According to the Massachusetts Supreme Court, the answer isn’t quite so simple.
“Annual” means “annual,” right? How hard could it be. Let’s allow some ambiguous drafting, course of dealing and New York Stock Exchange regulations make it complicated.
PIMCO is a big fund company and Brigade is an investor in two of its funds, each of which is a Massachusetts business trust.
The funds sent notices to investors of their intent to hold annual meetings as usual. Brigade sent notice that it was going to nominate a trustee for election at the annual meetings. PIMCO rescheduled the meetings to the last day of its fiscal year.
The funds’ declarations of trust require annual meetings at least 15 months after the first sale of shares and thereafter as specified in the bylaws.
The funds’ bylaws provide that annual meetings shall be held, so long as common shares are listed for trading on the NYSE, on at least an annual basis.
The NYSE requires listed companies to hold an annual shareholders’ meeting during the fiscal year.
Brigade filed suit seeking an injunction requiring PIMCO to hold the annual meeting as soon as practical and a declaration that the bylaws require an annual meeting at least once within any twelve month period.
Brigade contends that the rescheduling to nineteen months after the last annual meeting does not count as “annual,” which means within twelve months of the last annual meeting.
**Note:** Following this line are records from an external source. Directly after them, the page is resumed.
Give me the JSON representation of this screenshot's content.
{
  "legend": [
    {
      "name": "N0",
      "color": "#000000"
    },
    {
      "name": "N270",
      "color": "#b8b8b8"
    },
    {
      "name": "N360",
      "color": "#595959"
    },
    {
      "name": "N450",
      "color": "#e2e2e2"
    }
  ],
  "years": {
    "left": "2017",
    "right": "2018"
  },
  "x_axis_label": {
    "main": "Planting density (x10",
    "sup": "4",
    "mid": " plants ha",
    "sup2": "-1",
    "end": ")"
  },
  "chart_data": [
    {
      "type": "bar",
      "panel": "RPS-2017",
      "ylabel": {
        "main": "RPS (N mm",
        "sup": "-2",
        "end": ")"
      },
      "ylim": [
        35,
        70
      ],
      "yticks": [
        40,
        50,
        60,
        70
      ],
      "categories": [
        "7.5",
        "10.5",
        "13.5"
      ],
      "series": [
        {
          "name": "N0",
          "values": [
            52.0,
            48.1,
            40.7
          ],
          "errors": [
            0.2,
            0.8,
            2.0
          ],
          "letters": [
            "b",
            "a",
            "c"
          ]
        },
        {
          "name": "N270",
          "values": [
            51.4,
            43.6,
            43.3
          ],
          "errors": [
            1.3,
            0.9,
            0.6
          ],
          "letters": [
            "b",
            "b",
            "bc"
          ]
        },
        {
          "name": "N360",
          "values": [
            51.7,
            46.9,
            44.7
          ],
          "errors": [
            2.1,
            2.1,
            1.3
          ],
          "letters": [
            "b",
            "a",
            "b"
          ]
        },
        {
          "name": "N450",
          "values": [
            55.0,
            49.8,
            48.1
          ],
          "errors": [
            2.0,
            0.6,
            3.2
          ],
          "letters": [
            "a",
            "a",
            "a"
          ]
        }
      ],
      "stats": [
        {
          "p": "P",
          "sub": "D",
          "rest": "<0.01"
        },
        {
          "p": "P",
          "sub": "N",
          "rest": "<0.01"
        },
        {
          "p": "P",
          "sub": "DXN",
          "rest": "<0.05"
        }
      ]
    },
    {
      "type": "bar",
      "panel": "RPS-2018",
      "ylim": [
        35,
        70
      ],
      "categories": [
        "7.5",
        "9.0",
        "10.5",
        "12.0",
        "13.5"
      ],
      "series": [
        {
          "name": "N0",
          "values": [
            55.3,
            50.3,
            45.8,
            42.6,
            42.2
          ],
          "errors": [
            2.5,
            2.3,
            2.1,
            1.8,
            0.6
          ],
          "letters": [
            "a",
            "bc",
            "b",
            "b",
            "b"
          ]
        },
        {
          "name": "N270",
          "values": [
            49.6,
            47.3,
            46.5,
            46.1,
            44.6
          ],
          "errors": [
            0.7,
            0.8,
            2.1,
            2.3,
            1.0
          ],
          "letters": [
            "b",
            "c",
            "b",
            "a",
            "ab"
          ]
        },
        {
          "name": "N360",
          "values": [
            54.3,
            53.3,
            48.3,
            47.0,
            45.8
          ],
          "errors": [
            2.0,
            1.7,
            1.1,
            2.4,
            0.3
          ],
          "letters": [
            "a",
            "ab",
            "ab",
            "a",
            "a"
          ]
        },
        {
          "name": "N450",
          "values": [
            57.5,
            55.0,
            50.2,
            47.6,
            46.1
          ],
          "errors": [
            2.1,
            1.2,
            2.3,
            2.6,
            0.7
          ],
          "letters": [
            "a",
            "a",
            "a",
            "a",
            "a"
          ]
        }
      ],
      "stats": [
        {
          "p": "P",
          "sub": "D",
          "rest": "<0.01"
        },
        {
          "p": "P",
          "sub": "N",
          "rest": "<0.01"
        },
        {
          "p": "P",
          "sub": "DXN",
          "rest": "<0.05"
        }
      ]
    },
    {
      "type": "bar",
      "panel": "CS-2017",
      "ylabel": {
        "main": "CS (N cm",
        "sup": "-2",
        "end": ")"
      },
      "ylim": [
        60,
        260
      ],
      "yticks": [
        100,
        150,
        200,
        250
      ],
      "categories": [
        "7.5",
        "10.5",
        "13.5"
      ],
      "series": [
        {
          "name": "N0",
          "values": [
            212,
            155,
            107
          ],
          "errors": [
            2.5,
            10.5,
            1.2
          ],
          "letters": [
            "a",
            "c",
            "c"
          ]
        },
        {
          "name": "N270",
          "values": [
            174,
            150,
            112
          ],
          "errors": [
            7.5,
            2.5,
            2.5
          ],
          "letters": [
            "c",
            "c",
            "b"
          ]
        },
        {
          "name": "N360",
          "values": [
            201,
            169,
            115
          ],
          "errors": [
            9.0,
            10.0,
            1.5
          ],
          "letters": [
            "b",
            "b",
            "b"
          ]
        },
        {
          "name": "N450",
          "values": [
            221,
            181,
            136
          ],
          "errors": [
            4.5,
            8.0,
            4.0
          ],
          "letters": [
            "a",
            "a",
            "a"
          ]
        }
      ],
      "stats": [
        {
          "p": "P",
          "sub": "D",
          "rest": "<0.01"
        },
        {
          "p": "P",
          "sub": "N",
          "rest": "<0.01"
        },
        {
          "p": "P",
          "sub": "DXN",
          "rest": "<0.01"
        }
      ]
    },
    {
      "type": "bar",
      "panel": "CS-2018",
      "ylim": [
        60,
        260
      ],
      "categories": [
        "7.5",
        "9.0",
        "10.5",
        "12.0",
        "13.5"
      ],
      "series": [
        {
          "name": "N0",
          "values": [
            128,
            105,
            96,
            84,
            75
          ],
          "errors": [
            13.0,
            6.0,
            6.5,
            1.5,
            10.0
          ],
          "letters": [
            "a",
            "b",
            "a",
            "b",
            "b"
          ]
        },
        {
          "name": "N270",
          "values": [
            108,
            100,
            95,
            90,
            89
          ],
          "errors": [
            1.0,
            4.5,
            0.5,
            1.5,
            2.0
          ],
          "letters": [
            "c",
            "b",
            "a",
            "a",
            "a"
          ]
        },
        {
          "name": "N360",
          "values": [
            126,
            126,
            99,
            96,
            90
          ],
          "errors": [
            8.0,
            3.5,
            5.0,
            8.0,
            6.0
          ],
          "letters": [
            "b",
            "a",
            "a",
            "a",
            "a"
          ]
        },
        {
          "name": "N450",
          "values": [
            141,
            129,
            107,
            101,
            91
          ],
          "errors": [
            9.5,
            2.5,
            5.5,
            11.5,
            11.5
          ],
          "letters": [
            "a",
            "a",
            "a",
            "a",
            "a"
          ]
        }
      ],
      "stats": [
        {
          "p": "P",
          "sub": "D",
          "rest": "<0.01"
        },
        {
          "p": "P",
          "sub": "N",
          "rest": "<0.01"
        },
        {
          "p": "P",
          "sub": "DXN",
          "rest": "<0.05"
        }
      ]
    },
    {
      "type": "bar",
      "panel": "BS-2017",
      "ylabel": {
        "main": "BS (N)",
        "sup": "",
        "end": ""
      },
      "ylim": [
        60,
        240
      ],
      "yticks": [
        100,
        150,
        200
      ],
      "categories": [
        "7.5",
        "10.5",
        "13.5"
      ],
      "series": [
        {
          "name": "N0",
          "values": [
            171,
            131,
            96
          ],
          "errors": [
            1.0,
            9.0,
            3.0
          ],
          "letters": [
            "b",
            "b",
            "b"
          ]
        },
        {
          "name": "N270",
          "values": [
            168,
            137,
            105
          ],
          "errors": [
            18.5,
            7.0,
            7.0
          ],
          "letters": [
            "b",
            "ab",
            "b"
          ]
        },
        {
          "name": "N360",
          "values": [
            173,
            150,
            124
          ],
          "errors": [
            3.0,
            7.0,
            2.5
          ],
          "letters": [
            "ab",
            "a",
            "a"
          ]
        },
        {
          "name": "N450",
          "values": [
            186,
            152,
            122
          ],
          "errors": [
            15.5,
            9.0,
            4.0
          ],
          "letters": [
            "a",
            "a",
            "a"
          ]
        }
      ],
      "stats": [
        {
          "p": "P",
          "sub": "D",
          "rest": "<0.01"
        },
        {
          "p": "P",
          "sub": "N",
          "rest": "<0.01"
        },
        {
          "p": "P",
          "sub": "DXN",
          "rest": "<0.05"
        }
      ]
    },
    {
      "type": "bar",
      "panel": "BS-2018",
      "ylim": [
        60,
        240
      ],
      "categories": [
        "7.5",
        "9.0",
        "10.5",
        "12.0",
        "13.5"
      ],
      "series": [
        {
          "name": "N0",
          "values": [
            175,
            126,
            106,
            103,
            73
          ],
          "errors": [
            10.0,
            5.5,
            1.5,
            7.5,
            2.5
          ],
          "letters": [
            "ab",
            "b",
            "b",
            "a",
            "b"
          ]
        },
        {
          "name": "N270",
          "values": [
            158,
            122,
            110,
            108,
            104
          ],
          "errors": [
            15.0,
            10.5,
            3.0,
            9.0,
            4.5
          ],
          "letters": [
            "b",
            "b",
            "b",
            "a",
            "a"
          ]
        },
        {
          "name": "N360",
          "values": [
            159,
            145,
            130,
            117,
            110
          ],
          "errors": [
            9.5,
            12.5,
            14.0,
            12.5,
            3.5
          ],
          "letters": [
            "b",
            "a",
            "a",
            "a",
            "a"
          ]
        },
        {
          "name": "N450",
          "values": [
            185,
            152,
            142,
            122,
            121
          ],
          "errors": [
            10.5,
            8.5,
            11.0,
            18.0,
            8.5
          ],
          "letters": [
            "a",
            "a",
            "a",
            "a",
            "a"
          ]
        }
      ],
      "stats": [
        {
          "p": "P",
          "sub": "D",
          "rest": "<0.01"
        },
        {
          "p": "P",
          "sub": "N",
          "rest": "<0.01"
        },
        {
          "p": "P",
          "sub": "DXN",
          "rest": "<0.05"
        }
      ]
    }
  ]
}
PIMCO says “annual” means “during the fiscal year.”
What the Court Says “Annual” Means
Interpretation of Governing Documents
The court noted that the reference to the NYSE clearly means that an annual meeting must be held, at the very least, once every fiscal year, even though the bylaws do not explicitly say that.
However, the court reviewed the bylaw provision for shareholder notices together with the annual meeting requirement.1 It also noted that the bylaws provided for a special meeting in lieu of annual meeting, which may take place outside of the “annual period,” a thirty day window following the anniversary of the previous year’s annual meeting, which is not an “annual meeting,” but a “special meeting.”
The court also noted that this interpretation is consistent with how PIMCO historically scheduled its meetings and the usual meaning of “on an annual basis.”
There is more going on here than contract interpretation, and you may already know this if you have ever dealt with this issue before a court.
The Real Issue
Many courts don’t come out and say it, but the Brigade court did. Where the bylaws are ambiguous, it will construe them against the drafters, in other words, the company.
The upshot is that courts do not like it when companies try to escape the wrath of a shareholder vote. As the court said,
“Moreover, where “bylaw provision are unclear, we resolve any doubt in favor of stockholders’ electoral rights.””
The court went on to quote a variety of shareholder friendly cases for the proposition that voting in corporate elections is a fundamental right of shareholders, and the court will not interpret ambiguous governing documents to allow the company to postpone an election.
1Bylaws Section 10(c):
“To be timely, the Shareholder Notice must be delivered to or mailed and received at the principal executive offices of the Trust not less than forty- five (45) nor more than sixty (60) days prior to the first anniversary date of the date on which the Trust first mailed its proxy materials for the prior year’s annual meeting; … provided, … however, if and only if the annual meeting is not scheduled to be held within a period that commences thirty (30) days before the first anniversary date of the annual meeting for the preceding year and ends thirty (30) days after such anniversary date (an annual meeting date outside such period being referred to herein as an “Other Annual Meeting Date”), such Shareholder Notice must be given in the manner provided herein by the later of the close of business on (i) the date forty-five (45) days prior to such Other Annual Meeting Date or (ii) the tenth (10th) business day following the date such Other Annual Meeting Date is first publicly announced or disclosed” (emphasis added).